Se ele voltar, ai deus do céu, pensando agora, eu acho que vou ter que virar do avesso. Ai, ai, Ritinha, eu sei, eles amam as loucas, mas se casam com as outras. Pensando bem, se ele voltar, melhor que fique por lá.

terça-feira, 21 de agosto de 2018

Eu Maria e João

Estou sentada nesta poltrona confortável de veludo vermelho tentando aprender que abrir só as pernas pode ser muito diferente de abrir os braços e as pernas. Dizendo assim parece vulgar. Não importa. Eu abro as duas coisas. Eu abro mais os braços do que as pernas. Com coragem, abro as pernas. E sempre que eu abro as pernas, eu acabo abrindo os braços. Mas não é como se você se importasse. E se você não vem, eu abro os olhos e as orelhas.

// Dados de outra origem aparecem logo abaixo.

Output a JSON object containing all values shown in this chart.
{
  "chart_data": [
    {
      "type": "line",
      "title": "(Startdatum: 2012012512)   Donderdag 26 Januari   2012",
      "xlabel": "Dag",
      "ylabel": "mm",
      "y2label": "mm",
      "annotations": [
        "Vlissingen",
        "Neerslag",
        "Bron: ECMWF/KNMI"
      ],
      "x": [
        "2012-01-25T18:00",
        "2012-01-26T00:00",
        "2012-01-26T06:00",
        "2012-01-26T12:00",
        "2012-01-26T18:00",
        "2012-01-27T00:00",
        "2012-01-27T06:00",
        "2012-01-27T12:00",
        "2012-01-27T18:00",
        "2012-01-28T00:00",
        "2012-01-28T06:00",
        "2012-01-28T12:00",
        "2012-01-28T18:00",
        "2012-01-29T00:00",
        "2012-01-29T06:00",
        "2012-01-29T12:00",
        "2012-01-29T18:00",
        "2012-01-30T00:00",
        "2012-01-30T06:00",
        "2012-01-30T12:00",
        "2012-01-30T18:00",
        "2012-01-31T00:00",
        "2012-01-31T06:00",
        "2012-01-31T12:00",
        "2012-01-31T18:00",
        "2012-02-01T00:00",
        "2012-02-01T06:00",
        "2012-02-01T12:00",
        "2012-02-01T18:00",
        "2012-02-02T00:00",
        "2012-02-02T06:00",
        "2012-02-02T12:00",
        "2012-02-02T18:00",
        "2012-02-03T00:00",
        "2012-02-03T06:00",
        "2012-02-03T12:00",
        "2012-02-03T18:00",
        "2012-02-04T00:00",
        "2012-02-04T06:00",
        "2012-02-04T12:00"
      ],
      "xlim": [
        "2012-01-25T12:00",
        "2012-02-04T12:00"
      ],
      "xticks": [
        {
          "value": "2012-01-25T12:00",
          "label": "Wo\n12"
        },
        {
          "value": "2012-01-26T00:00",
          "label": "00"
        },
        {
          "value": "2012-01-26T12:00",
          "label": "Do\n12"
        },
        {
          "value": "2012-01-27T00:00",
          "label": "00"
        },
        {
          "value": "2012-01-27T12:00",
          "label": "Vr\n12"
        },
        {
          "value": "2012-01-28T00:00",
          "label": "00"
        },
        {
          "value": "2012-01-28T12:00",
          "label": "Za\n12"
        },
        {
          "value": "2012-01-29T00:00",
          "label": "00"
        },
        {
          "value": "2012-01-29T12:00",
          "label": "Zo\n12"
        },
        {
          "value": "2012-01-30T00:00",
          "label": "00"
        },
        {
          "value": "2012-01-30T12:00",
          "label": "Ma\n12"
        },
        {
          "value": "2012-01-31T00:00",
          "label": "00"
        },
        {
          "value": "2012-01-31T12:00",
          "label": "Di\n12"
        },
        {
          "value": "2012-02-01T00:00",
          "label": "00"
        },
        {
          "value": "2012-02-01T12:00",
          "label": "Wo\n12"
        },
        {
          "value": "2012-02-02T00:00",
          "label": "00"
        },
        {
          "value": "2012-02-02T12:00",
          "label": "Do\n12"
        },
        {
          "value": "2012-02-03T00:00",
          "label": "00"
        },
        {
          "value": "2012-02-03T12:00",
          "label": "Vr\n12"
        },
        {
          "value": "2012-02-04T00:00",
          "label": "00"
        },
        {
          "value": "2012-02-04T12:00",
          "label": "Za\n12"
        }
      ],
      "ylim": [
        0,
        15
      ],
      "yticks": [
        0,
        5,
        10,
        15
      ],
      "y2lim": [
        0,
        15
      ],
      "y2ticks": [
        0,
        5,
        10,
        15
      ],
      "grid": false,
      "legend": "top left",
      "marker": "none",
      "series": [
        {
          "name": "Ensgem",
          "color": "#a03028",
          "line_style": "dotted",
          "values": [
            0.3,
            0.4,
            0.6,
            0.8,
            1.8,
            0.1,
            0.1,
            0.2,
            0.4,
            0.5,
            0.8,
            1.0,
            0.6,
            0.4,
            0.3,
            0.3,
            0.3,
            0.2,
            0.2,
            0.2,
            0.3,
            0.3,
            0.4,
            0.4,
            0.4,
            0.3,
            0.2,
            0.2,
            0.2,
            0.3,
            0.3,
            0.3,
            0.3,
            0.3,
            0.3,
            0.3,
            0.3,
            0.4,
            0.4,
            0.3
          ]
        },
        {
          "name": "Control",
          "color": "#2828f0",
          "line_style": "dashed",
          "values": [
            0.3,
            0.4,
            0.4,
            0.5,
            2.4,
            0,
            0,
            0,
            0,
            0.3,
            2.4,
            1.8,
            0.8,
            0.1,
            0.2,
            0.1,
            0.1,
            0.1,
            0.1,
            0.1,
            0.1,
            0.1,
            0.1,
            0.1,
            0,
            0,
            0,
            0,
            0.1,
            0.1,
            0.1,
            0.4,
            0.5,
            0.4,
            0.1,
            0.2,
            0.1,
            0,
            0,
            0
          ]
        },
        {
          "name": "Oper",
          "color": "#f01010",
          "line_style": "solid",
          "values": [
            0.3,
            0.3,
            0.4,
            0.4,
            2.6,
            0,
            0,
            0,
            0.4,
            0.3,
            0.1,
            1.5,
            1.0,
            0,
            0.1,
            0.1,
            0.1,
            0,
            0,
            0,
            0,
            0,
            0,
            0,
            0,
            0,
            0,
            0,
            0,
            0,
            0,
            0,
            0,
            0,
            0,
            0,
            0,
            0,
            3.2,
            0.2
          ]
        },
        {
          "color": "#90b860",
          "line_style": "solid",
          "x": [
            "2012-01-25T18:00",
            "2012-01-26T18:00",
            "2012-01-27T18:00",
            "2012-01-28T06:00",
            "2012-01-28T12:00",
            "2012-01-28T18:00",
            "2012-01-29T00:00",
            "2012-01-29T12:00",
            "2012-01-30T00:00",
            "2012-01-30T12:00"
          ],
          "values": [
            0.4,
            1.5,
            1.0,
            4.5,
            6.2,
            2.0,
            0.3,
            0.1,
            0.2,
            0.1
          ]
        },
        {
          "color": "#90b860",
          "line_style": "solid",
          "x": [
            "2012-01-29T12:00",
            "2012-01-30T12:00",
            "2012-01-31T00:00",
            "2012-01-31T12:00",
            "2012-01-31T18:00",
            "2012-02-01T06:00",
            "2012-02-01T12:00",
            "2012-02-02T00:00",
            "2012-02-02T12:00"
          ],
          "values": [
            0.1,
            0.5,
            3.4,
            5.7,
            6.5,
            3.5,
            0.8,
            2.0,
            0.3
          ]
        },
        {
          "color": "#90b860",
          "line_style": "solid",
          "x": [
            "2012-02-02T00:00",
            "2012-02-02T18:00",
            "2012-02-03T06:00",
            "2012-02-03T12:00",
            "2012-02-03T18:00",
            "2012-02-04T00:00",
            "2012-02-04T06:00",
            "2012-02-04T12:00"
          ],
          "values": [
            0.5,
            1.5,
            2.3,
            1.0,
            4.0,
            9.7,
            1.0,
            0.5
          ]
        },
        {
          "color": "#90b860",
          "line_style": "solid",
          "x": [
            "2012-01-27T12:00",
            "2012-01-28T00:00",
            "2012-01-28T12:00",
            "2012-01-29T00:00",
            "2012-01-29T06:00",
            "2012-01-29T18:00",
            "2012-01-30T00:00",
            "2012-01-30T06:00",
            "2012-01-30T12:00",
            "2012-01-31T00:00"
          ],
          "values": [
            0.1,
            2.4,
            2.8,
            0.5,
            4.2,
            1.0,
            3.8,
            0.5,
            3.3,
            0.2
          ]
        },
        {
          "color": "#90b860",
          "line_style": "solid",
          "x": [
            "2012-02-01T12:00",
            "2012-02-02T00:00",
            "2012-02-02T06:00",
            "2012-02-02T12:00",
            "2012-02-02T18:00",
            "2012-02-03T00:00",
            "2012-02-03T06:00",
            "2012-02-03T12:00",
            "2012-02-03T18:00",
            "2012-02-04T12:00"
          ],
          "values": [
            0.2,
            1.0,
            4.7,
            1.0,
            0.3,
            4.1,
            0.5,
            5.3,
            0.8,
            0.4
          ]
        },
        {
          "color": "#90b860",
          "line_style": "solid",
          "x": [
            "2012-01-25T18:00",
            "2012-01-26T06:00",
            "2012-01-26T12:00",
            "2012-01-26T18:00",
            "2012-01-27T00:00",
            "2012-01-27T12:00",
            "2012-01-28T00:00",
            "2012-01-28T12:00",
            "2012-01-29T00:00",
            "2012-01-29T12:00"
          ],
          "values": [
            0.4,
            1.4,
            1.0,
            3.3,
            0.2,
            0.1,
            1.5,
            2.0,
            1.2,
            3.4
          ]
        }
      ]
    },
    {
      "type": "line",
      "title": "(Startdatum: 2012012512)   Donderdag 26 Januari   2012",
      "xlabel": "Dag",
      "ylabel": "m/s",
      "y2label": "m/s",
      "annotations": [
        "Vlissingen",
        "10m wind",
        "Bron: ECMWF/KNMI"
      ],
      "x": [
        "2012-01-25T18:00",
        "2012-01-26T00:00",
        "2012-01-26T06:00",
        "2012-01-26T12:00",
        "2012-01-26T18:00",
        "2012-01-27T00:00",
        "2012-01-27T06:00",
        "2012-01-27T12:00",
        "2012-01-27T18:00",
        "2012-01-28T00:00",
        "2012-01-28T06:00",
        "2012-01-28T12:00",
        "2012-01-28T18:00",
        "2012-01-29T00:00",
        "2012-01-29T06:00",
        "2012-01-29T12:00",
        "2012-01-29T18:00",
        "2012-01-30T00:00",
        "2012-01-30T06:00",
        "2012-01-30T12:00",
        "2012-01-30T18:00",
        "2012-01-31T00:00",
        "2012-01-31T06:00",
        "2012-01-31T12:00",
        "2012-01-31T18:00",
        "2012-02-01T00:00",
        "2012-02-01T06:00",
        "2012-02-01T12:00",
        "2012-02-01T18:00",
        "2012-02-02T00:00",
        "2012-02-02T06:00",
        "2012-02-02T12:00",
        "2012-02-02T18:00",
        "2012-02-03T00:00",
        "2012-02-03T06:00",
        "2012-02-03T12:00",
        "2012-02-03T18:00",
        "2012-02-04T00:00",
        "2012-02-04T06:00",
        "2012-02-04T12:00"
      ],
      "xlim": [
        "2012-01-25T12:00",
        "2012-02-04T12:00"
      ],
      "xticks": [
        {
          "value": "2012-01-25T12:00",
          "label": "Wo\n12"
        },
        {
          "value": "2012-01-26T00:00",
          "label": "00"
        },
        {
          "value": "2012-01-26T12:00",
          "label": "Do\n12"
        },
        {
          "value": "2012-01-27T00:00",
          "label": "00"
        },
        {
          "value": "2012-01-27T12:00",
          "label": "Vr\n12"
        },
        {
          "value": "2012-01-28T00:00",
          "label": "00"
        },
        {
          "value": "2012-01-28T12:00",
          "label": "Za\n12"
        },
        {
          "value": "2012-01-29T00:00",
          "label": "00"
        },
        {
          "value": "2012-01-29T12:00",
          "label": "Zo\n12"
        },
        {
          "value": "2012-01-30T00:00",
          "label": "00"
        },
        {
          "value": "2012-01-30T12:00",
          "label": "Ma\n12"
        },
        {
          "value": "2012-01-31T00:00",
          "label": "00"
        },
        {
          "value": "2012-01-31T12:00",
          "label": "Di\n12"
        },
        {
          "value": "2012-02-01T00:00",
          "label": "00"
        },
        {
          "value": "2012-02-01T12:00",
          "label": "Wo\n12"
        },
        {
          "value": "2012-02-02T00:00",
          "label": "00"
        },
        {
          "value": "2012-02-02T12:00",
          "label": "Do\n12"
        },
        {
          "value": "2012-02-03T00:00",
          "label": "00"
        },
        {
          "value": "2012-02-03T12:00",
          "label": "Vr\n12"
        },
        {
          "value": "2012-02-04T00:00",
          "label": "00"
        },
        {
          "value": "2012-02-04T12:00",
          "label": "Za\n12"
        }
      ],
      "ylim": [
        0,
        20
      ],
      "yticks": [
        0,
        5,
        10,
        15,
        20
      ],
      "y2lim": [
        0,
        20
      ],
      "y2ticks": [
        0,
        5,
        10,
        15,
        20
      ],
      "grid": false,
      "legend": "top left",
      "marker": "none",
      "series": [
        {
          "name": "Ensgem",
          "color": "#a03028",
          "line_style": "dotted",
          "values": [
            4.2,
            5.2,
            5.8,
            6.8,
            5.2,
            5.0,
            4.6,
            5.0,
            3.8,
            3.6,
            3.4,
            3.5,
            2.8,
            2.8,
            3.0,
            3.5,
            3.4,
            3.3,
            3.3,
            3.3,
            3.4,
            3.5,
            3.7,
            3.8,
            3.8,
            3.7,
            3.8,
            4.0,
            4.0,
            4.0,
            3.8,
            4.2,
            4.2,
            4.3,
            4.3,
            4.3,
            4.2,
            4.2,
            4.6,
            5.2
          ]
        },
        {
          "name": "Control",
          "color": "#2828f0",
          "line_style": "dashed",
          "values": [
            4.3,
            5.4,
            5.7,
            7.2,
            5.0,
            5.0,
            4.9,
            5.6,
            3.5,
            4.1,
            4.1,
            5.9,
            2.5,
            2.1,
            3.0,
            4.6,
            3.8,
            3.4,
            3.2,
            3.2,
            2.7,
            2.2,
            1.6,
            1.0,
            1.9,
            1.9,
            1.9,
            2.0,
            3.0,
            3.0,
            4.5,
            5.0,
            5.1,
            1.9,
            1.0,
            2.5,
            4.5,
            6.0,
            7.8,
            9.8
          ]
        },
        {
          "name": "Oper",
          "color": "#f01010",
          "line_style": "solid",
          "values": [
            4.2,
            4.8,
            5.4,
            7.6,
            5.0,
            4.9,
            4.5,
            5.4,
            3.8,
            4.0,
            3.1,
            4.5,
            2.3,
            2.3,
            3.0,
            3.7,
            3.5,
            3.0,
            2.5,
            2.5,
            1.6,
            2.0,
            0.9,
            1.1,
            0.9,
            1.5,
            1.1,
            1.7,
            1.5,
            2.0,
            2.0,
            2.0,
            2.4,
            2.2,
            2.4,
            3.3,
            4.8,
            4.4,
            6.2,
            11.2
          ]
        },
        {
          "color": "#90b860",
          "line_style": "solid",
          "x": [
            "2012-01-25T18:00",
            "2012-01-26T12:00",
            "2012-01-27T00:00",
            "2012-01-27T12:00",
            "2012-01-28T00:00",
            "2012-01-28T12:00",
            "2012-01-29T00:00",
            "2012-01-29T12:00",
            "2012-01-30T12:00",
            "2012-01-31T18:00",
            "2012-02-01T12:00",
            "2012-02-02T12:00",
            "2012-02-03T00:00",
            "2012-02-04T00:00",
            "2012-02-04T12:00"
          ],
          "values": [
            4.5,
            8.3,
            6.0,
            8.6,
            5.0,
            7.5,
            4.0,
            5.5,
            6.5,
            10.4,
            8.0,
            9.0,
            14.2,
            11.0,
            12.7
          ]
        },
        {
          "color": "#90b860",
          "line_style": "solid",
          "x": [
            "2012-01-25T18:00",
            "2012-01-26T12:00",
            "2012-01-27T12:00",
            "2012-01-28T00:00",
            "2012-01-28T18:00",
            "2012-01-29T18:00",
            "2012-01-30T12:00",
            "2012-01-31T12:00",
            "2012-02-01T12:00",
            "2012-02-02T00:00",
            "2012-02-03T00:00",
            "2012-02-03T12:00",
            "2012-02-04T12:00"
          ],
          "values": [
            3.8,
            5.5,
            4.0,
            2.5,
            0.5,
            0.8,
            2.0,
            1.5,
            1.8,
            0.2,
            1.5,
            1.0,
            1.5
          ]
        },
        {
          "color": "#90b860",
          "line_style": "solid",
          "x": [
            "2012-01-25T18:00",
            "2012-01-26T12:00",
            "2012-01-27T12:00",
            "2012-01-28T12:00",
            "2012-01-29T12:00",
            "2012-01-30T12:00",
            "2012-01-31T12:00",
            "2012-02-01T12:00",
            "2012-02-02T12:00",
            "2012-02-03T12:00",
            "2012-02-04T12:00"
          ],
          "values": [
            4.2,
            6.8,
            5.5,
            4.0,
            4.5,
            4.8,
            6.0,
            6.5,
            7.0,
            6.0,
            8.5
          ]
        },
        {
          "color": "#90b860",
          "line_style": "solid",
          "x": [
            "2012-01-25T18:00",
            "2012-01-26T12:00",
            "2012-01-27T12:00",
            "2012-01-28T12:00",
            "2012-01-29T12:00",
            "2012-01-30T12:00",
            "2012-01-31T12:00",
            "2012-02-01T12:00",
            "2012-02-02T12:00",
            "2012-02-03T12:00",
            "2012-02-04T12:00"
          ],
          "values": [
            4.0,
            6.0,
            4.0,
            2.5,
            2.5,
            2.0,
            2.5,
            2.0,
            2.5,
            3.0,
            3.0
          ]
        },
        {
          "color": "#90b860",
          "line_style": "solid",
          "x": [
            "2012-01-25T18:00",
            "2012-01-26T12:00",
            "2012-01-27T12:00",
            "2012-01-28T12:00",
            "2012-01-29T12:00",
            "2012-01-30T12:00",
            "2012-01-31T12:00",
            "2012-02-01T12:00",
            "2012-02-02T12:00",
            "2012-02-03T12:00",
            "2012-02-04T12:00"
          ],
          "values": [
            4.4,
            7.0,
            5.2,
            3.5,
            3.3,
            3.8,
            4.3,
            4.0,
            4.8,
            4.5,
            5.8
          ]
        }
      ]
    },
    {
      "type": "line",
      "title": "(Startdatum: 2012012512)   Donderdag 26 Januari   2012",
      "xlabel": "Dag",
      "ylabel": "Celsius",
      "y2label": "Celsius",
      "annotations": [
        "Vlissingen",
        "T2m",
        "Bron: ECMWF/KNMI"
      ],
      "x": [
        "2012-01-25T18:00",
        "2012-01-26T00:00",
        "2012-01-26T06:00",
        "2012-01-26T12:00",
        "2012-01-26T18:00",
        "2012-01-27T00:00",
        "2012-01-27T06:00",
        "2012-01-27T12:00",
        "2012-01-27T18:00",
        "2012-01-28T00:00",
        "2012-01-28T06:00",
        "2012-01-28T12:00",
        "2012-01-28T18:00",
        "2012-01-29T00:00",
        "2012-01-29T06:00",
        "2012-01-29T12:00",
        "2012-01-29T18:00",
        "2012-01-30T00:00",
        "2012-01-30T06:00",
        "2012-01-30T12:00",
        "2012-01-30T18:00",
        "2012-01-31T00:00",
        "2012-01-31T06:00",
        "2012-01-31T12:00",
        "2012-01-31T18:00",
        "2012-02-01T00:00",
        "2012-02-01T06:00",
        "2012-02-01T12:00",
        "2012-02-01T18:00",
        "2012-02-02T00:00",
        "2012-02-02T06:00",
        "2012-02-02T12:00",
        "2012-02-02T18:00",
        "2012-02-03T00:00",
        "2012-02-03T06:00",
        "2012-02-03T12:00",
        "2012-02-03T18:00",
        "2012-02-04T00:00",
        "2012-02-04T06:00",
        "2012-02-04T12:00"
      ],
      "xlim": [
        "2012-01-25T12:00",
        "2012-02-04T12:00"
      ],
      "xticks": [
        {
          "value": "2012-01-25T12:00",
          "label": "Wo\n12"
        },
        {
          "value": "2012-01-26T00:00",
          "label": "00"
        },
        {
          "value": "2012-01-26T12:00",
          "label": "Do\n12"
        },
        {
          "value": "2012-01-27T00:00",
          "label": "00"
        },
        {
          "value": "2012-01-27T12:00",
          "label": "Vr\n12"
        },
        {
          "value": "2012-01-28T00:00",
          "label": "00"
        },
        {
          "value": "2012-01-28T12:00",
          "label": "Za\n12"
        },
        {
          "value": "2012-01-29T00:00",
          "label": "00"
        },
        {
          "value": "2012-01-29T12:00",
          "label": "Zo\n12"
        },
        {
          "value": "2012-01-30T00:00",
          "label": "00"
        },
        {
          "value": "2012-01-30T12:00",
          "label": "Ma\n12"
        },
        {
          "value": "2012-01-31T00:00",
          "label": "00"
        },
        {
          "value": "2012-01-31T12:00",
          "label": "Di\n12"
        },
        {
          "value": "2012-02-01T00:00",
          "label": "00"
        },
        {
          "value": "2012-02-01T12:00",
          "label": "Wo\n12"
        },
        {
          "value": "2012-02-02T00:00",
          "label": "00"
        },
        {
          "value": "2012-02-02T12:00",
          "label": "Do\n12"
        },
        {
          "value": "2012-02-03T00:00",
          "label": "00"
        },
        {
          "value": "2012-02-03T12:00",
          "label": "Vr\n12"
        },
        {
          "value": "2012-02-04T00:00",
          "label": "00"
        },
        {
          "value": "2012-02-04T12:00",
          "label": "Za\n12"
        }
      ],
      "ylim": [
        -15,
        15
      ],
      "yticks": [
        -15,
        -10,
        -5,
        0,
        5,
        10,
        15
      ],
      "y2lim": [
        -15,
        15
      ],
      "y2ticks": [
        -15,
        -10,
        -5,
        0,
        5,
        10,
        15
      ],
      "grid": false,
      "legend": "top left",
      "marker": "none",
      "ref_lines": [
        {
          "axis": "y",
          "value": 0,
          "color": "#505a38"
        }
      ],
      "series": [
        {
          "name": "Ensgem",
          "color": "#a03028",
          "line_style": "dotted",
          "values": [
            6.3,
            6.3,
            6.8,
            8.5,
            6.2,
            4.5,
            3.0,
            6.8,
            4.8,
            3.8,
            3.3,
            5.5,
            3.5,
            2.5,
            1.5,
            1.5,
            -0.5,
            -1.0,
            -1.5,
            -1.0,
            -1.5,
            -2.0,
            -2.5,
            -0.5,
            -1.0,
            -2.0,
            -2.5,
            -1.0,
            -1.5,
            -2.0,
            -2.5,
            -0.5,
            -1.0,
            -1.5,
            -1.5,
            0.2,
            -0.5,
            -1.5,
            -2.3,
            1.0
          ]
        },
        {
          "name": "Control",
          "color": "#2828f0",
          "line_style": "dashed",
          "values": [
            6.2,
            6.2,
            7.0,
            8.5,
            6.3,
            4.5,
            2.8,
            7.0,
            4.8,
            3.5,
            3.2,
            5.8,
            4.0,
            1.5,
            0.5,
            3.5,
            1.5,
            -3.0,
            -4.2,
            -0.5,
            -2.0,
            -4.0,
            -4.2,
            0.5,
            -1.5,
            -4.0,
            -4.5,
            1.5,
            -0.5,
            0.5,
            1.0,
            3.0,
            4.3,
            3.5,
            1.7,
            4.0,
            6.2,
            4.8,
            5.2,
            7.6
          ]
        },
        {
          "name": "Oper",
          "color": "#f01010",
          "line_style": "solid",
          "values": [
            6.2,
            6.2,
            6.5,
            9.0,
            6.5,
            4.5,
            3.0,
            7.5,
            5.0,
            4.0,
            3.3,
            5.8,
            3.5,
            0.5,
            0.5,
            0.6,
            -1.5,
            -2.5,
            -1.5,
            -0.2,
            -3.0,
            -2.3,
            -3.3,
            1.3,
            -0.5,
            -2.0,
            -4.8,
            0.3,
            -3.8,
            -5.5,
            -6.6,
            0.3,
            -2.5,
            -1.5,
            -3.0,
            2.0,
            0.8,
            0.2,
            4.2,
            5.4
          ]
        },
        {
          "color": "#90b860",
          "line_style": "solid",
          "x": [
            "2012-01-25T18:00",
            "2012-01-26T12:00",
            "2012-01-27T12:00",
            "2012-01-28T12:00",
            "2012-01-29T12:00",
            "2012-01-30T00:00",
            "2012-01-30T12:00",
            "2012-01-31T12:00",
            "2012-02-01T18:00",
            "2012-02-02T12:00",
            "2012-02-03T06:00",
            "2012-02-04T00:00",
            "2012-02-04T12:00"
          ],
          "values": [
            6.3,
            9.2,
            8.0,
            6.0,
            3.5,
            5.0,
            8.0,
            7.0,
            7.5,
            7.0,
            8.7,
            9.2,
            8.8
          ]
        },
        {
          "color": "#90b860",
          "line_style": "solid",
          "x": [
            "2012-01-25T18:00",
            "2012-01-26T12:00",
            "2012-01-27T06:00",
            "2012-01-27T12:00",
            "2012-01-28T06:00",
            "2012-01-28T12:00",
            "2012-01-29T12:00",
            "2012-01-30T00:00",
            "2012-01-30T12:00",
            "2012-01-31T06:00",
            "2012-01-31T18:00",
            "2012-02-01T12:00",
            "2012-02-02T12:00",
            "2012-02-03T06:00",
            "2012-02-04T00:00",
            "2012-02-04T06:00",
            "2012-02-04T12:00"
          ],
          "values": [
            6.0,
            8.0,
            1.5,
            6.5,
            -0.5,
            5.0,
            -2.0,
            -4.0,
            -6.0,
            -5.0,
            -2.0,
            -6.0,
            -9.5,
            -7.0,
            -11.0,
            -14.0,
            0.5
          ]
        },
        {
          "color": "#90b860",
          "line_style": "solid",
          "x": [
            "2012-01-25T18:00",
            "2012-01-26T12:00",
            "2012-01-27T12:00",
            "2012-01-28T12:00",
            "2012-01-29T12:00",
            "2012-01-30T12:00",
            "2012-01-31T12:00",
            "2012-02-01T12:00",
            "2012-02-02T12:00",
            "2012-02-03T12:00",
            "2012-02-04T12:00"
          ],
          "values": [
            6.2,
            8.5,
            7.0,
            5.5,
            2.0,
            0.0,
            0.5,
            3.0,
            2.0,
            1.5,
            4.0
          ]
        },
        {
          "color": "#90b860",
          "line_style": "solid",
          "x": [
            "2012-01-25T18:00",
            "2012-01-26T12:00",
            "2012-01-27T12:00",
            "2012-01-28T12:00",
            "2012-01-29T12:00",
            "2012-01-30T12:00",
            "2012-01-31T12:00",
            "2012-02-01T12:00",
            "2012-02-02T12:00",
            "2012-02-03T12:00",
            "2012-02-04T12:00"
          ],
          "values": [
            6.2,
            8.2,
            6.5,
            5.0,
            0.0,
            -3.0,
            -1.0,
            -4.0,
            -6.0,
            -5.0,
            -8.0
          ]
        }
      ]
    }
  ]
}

Fico atenta, sentada na frente desta tela de cinema. Buscando sinal. Não passa um filme. Em preto e branco, quem sabe? Não entendo de filmes. Sei falar, quando muito, da fotografia. Eu gosto quando me toca. Eu odeio ter que explicar por que me toca. Que impressão te causa aquele do David Lynch, que eu nem lembro o nome? Você é capaz de apreciar um argentino do Darín? O quê!? Aquele da vaca!? Eu adoro aquele da vaca! E a pele que habito? E o mais arrastado de todos do Woody Allen? Ensaiei mil perguntas inteligentinhas. Guardei na bolsa. Tomei mais um gole de guaraná. Fez barulhinho. Acabou. Eu sei quando acaba pelo barulho que faz quando vai embora. Não há trilha sonora que dê jeito. Vasculhei um riso nos créditos. Não era filme bobo de herói, dessa vez. Era daqueles que a gente não entende nada, mas prefere não falar sobre e nem entender. Mas não é como se você se importasse. A luz tá acesa agora. As fileiras vão descendo. O cinema vai esvaziando. Você não veio. Você não vem. Esse lixo todo sendo deixado pra trás outra vez e eu estaqueada nesta ideia fixa. Eu Maria e João. As pessoas descendo as escadas comovidas. Os passarinhos comeram o caminho? O bruxo mau não quis os ossinhos, só as carnes? E riu a risada malévola. E impregnou tudo de dúvida. Lançou maldição? Volta um dia um príncipe para quebrá-la? Quererei um príncipe, quando ele chegar? Duvido muito. Abri só as pernas. O que é muito diferente de saber fingir que os braços também não estivessem inteiramente abertos.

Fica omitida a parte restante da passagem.